Rose couldn’t remember when she had been more miserable. Every part of her body ached. After staying overnight in Austin, George had insisted upon leaving at dawn in order to make the return trip in one day. He had given her the choice of traveling on horseback with him or following in a wagon. Her response had been automatic. She would ride with him. Now she wondered if she hadn’t made the wrong decision, on more than one count.

In addition to being certain that she wouldn’t be able to sit down for a week, she hadn’t been able to carry on much of a conversation. It had been a monotonous trip. George seemed moody, cold, uncommunicative. He had answered all her questions, but he hadn’t tried to pretend he wouldn’t have preferred to ride in silence. At times his answers had verged on rudeness. Clearly he had another side, one not nearly so pleasant as the face he showed in Austin.

And he had demons, too. She could tell he had been wrestling with something for the last two hours. At first she thought he might tell her about it, but now she knew he wouldn’t. George was not the kind of person to confide in others. He rode with his eyes straight ahead, oblivious to his surroundings.

And to her.

Rose had heard about the brush country, but she’d never seen it. Now she wondered how anything, man or beast, could live in such a place. They seemed to be traveling between impenetrable thickets that extended as far as the eye could see. Sometimes miles went by before they came to an opening, a small savannah in this tangle of mesquite, chaparral, prickly pear, wild currant, cat’s claw, and a dozen other varieties of low-growing trees, bushes, and vines, all bearing sweet-scented flowers and succulent berries, and nearly all armed with vicious thorns. Rose didn’t know how cows and deer, even pigs and turkeys, could hide in such a briar patch. She couldn’t conceive of how a man and horse could ride into that tangle and come out alive.

After living in a town all her life, she was unnerved by the isolation of the brush. She hadn’t seen a house all day. It was as though they were the only people on the face of the earth. She didn’t know if she could survive this far from people. Not with George acting as though he were made of wood.

A widening path drew her attention from the brush. Rose could make out a building in the distance. She felt her pulse quicken.
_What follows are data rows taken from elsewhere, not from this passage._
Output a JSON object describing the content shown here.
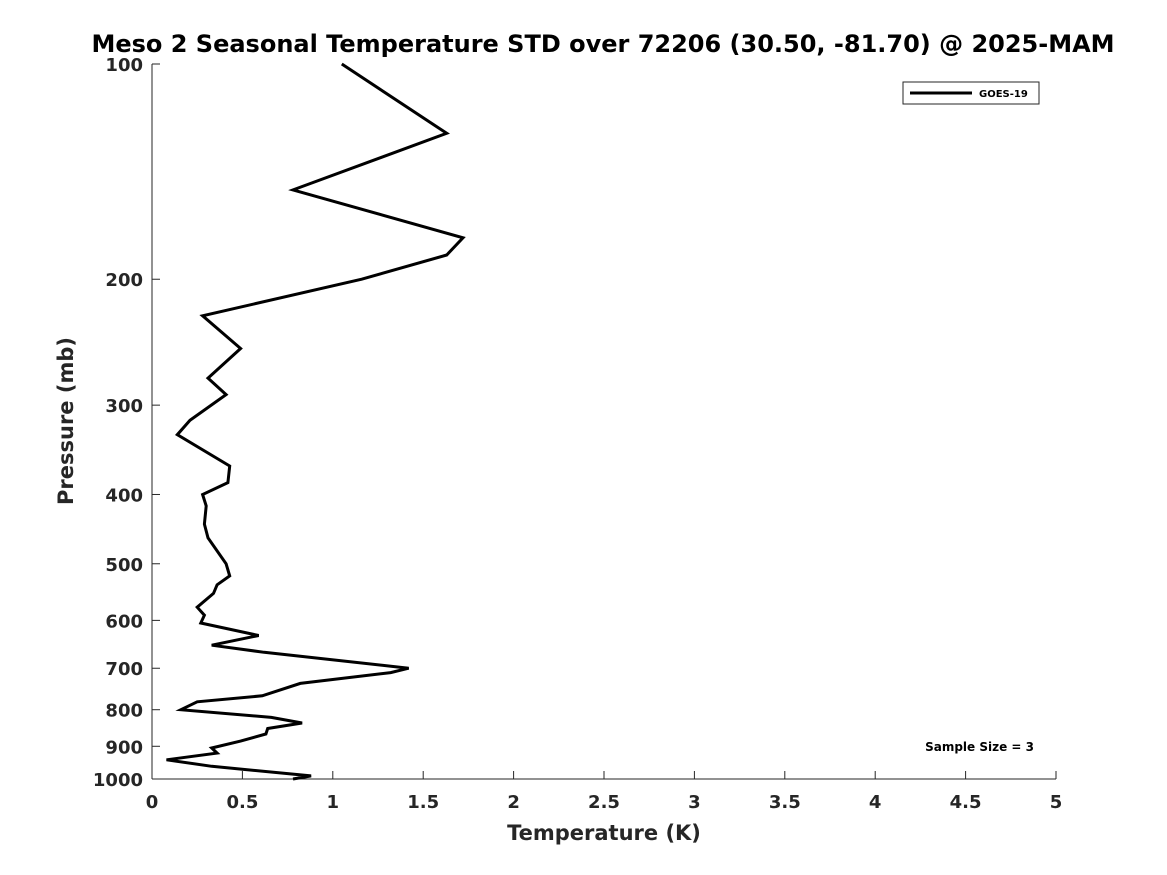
{
  "chart_data": {
    "type": "line",
    "title": "Meso 2 Seasonal Temperature STD over 72206 (30.50, -81.70) @ 2025-MAM",
    "xlabel": "Temperature (K)",
    "ylabel": "Pressure (mb)",
    "xlim": [
      0,
      5
    ],
    "ylim": [
      100,
      1000
    ],
    "yscale": "log",
    "y_reversed": true,
    "grid": false,
    "xticks": [
      0,
      0.5,
      1,
      1.5,
      2,
      2.5,
      3,
      3.5,
      4,
      4.5,
      5
    ],
    "xtick_labels": [
      "0",
      "0.5",
      "1",
      "1.5",
      "2",
      "2.5",
      "3",
      "3.5",
      "4",
      "4.5",
      "5"
    ],
    "yticks": [
      100,
      200,
      300,
      400,
      500,
      600,
      700,
      800,
      900,
      1000
    ],
    "ytick_labels": [
      "100",
      "200",
      "300",
      "400",
      "500",
      "600",
      "700",
      "800",
      "900",
      "1000"
    ],
    "legend_position": "top-right",
    "series": [
      {
        "name": "GOES-19",
        "color": "#000000",
        "x": [
          1.05,
          1.63,
          0.78,
          1.72,
          1.63,
          1.16,
          0.28,
          0.49,
          0.31,
          0.41,
          0.21,
          0.14,
          0.43,
          0.42,
          0.28,
          0.3,
          0.29,
          0.31,
          0.41,
          0.43,
          0.36,
          0.34,
          0.25,
          0.29,
          0.27,
          0.59,
          0.33,
          0.62,
          1.42,
          1.32,
          0.82,
          0.61,
          0.25,
          0.16,
          0.66,
          0.83,
          0.64,
          0.63,
          0.49,
          0.33,
          0.36,
          0.08,
          0.33,
          0.88,
          0.78
        ],
        "y": [
          100,
          125,
          150,
          175,
          185,
          200,
          225,
          250,
          275,
          290,
          315,
          330,
          365,
          385,
          400,
          415,
          440,
          460,
          500,
          520,
          535,
          550,
          575,
          590,
          605,
          630,
          650,
          665,
          700,
          710,
          735,
          765,
          780,
          800,
          820,
          835,
          850,
          865,
          885,
          905,
          920,
          940,
          960,
          990,
          1000
        ]
      }
    ],
    "annotation": "Sample Size = 3"
  }
}
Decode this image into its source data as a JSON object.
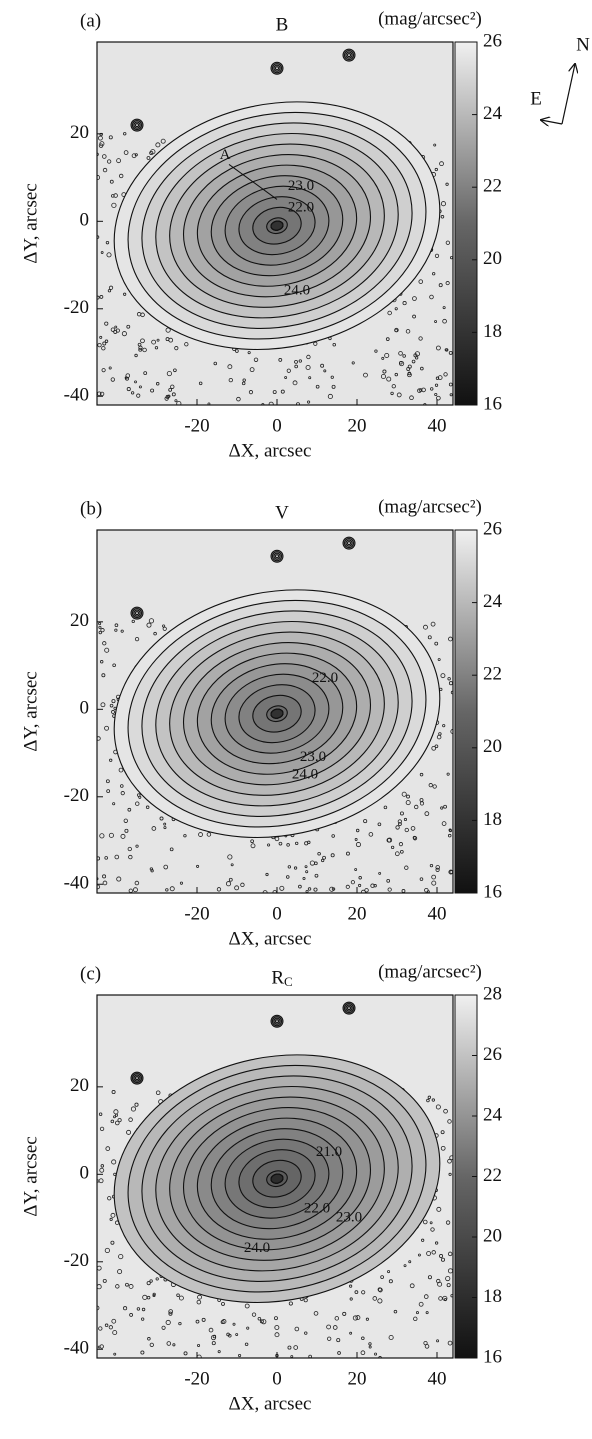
{
  "compass": {
    "north": "N",
    "east": "E"
  },
  "chart_data": [
    {
      "type": "image",
      "panel_label": "(a)",
      "title": "B",
      "colorbar_label": "(mag/arcsec²)",
      "xlabel": "ΔX, arcsec",
      "ylabel": "ΔY, arcsec",
      "xlim": [
        -45,
        44
      ],
      "ylim": [
        -42,
        41
      ],
      "xticks": [
        -20,
        0,
        20,
        40
      ],
      "yticks": [
        -40,
        -20,
        0,
        20
      ],
      "colorbar_lim": [
        16,
        26
      ],
      "colorbar_ticks": [
        16,
        18,
        20,
        22,
        24,
        26
      ],
      "contour_levels": [
        {
          "value": 23,
          "label": "23.0"
        },
        {
          "value": 22,
          "label": "22.0"
        },
        {
          "value": 24,
          "label": "24.0"
        }
      ],
      "annotations": [
        "A"
      ]
    },
    {
      "type": "image",
      "panel_label": "(b)",
      "title": "V",
      "colorbar_label": "(mag/arcsec²)",
      "xlabel": "ΔX, arcsec",
      "ylabel": "ΔY, arcsec",
      "xlim": [
        -45,
        44
      ],
      "ylim": [
        -42,
        41
      ],
      "xticks": [
        -20,
        0,
        20,
        40
      ],
      "yticks": [
        -40,
        -20,
        0,
        20
      ],
      "colorbar_lim": [
        16,
        26
      ],
      "colorbar_ticks": [
        16,
        18,
        20,
        22,
        24,
        26
      ],
      "contour_levels": [
        {
          "value": 22,
          "label": "22.0"
        },
        {
          "value": 23,
          "label": "23.0"
        },
        {
          "value": 24,
          "label": "24.0"
        }
      ]
    },
    {
      "type": "image",
      "panel_label": "(c)",
      "title": "R",
      "title_subscript": "C",
      "colorbar_label": "(mag/arcsec²)",
      "xlabel": "ΔX, arcsec",
      "ylabel": "ΔY, arcsec",
      "xlim": [
        -45,
        44
      ],
      "ylim": [
        -42,
        41
      ],
      "xticks": [
        -20,
        0,
        20,
        40
      ],
      "yticks": [
        -40,
        -20,
        0,
        20
      ],
      "colorbar_lim": [
        16,
        28
      ],
      "colorbar_ticks": [
        16,
        18,
        20,
        22,
        24,
        26,
        28
      ],
      "contour_levels": [
        {
          "value": 21,
          "label": "21.0"
        },
        {
          "value": 22,
          "label": "22.0"
        },
        {
          "value": 23,
          "label": "23.0"
        },
        {
          "value": 24,
          "label": "24.0"
        }
      ]
    }
  ]
}
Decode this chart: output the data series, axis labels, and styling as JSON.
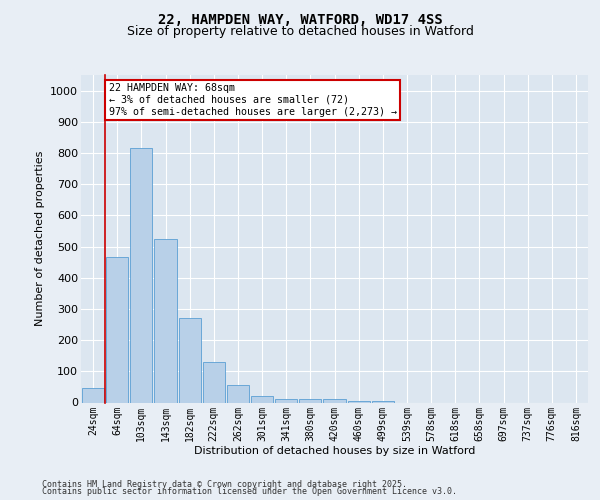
{
  "title_line1": "22, HAMPDEN WAY, WATFORD, WD17 4SS",
  "title_line2": "Size of property relative to detached houses in Watford",
  "xlabel": "Distribution of detached houses by size in Watford",
  "ylabel": "Number of detached properties",
  "categories": [
    "24sqm",
    "64sqm",
    "103sqm",
    "143sqm",
    "182sqm",
    "222sqm",
    "262sqm",
    "301sqm",
    "341sqm",
    "380sqm",
    "420sqm",
    "460sqm",
    "499sqm",
    "539sqm",
    "578sqm",
    "618sqm",
    "658sqm",
    "697sqm",
    "737sqm",
    "776sqm",
    "816sqm"
  ],
  "values": [
    45,
    465,
    815,
    525,
    270,
    130,
    55,
    20,
    10,
    10,
    10,
    5,
    5,
    0,
    0,
    0,
    0,
    0,
    0,
    0,
    0
  ],
  "bar_color": "#b8d0e8",
  "bar_edge_color": "#5a9fd4",
  "bg_color": "#e8eef5",
  "plot_bg_color": "#dce6f0",
  "grid_color": "#ffffff",
  "annotation_box_color": "#cc0000",
  "property_line_color": "#cc0000",
  "property_line_x": 0.5,
  "ylim": [
    0,
    1050
  ],
  "yticks": [
    0,
    100,
    200,
    300,
    400,
    500,
    600,
    700,
    800,
    900,
    1000
  ],
  "annotation_text": "22 HAMPDEN WAY: 68sqm\n← 3% of detached houses are smaller (72)\n97% of semi-detached houses are larger (2,273) →",
  "footer_line1": "Contains HM Land Registry data © Crown copyright and database right 2025.",
  "footer_line2": "Contains public sector information licensed under the Open Government Licence v3.0.",
  "title_fontsize": 10,
  "subtitle_fontsize": 9,
  "footer_fontsize": 6,
  "tick_fontsize": 7,
  "axis_label_fontsize": 8
}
“It’s not much of a house,” George warned her. “We had hardly moved here when the war broke out. With Pa and the two oldest boys gone, Ma was lucky to hold things together.”

Rose realized, a little surprised, that he had never mentioned his parents before. “I thought…you never said…you led me to believe…”

“Ma died three years ago. The house will be entirely your responsibility.” They might as well be discussing some military maneuver for all the feeling she could sense in his voice. He didn’t even look at her.